How to Finance a Rental Property
Choosing a Loan Type
So, you are looking to buy an investment property and you want to compare investment property mortgage rates. What are your options? You basically have three different types of rental property loans, including:
• Agency or qualified mortgage (we’ll refer to these as “Agency Loans”);
• Bank portfolio loans (we’ll refer to these as “Bank Loans”); or
• Non-bank, non-qualifying mortgage (we’ll refer to these as “Non-QM Loans”).
An Agency Loan is eligible to be purchased or guaranteed by Fannie Mae or Freddie Mac, often referred to as GSEs or government-sponsored enterprises. When you think of this type of investment property mortgage, you should think about the process you underwent in obtaining the mortgage on your primary residence. You will qualify based on your ability to repay the loan from all of your sources of income along with the strength of your credit. As part of the underwriting process, you’ll need to provide pay stubs, tax returns (with all of the appropriate schedules related to any investment property you own), bank statements, retirement states, and brokerage statements.
A Bank Loan is not eligible for sale to or guarantee by a GSE, so the bank has to hold the loan on their balance sheet in their own loan portfolio. Most local banks focus on financing commercial real estate and small businesses. Some allocate a portion of their assets for residential mortgage lending, including on rental properties. Often these loans are reserved for existing customers.
Bank regulators frown on banks originating and holding long-term mortgages because it is hard for banks to match those mortgages with long-term financing on their balance sheet. So Bank Loans often amortize over twenty or thirty years, but often include a balloon payment after five or seven years.
The qualification requirements for a Bank Loan typically are more flexible than on an Agency Loan. The bank will require you to provide documentation sufficient for them to document your ability to repay the loan. This will include your tax returns, pay stubs (if any), and personal financial statements.
A Non-QM loan, also referred to as a DSCR Loan or investment property loan, will have a full 30 year term and the lender will underwrite the loan based on your credit report and the monthly gross income generated by the investment property rather than your personal income. Non-QM Loans are not eligible for purchase or guarantee by a GSE, and most banks will not originate or purchase Non-QM investment property loans because they do not include underwriting the borrower’s ability to repay the loan based on their personal income.
If you’re interested in beginning the rental property loan process, contact us today to get started.
Other Investment Property Financing Options
While the three methods above are the most popular ways to obtain an investment property mortgage, real estate investors have some other options including:
• Hard money loans: A hard money loan is a short term option for investment properties. This loan type is typically used for construction projects, but can be used for rental properties as well.
• Home equity options: If you have a primary residence, you can use a home equity loan or a home equity line of credit to borrow against the equity and purchase an investment property. Keep in mind, your primary residence will be used as collateral when obtaining a home equity loan. It is essential that you keep up with each monthly mortgage payments in order to keep your home.

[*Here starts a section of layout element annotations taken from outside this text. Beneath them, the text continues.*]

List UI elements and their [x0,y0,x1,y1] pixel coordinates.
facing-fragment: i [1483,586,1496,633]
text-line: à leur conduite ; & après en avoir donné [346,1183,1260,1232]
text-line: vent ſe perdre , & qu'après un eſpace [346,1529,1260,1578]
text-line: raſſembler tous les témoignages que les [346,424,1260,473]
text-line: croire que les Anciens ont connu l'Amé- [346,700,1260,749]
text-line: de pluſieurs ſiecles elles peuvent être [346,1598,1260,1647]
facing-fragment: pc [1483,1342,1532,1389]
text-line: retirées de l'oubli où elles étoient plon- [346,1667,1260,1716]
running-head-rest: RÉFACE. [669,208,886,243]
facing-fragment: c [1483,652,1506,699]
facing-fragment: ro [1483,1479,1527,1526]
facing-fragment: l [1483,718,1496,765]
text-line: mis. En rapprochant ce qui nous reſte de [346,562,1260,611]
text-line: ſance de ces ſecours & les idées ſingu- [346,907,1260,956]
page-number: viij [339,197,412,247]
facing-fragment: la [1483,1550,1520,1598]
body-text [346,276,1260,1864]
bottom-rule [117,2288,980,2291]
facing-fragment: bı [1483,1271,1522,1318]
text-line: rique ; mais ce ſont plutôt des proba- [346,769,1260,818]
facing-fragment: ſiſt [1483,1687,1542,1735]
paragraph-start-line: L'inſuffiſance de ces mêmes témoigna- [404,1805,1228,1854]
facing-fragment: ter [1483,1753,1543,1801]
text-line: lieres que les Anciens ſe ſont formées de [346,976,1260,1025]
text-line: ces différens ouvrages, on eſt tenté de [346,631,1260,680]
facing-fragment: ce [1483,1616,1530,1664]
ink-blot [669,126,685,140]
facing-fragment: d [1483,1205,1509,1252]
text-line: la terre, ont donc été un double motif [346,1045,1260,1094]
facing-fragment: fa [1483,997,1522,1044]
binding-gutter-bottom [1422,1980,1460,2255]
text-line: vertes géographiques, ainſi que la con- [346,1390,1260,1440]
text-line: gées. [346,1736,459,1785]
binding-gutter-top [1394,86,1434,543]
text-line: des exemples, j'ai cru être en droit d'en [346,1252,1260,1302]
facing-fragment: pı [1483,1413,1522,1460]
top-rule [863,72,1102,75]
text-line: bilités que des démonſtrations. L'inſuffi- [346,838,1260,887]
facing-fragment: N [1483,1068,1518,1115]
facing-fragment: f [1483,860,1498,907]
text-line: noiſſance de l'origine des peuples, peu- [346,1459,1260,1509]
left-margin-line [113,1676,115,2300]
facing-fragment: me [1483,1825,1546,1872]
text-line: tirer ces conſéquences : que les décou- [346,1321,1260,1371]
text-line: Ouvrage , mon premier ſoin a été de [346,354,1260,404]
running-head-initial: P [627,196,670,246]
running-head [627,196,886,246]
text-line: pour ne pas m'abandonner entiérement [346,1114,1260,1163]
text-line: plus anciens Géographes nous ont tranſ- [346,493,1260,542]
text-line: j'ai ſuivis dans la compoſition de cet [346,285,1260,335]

• Cash-out refinance: Cash-out refinancing is a great real estate investing tool and doesn't necessarily involve your primary residence. It enables investors to pull cash out of an existing property, including an investment property, to finance their next investment. Keep in mind, there will still be a down payment and closing costs associated with the loan.
Comparing Investment or Rental Property Mortgage Rates
There are a variety of online sources of mortgage rates for Agency Rates. The table above provides an indication of current rates for primary residences. To compare investment property mortgage rates to get an idea of current rates for each of the rental loan options, take the quoted rate below and then make the following adjustments:
• Agency Loan for a rental property: +100 bps (so if the quoted rate is 3%, then add 1%, so you could expect something around 4%);
• Bank Loan: +200-400 bps (so 5%-7%); and
• Non-QM Loan: +200-400 bps.
Lenders typically also have origination and other fees. Origination fees often are calculated as a percentage of the loan amount and often are presented as “points.” One point is equal to 1% of the loan amount.
Other fees, such as an underwriting fee, may be presented as flat amounts that do not vary with loan amount. Typically, you will be able to trade a higher interest rate for lower fees, particularly origination fees. Conversely, you often can reduce your interest rate if you’re willing to pay higher upfront fees.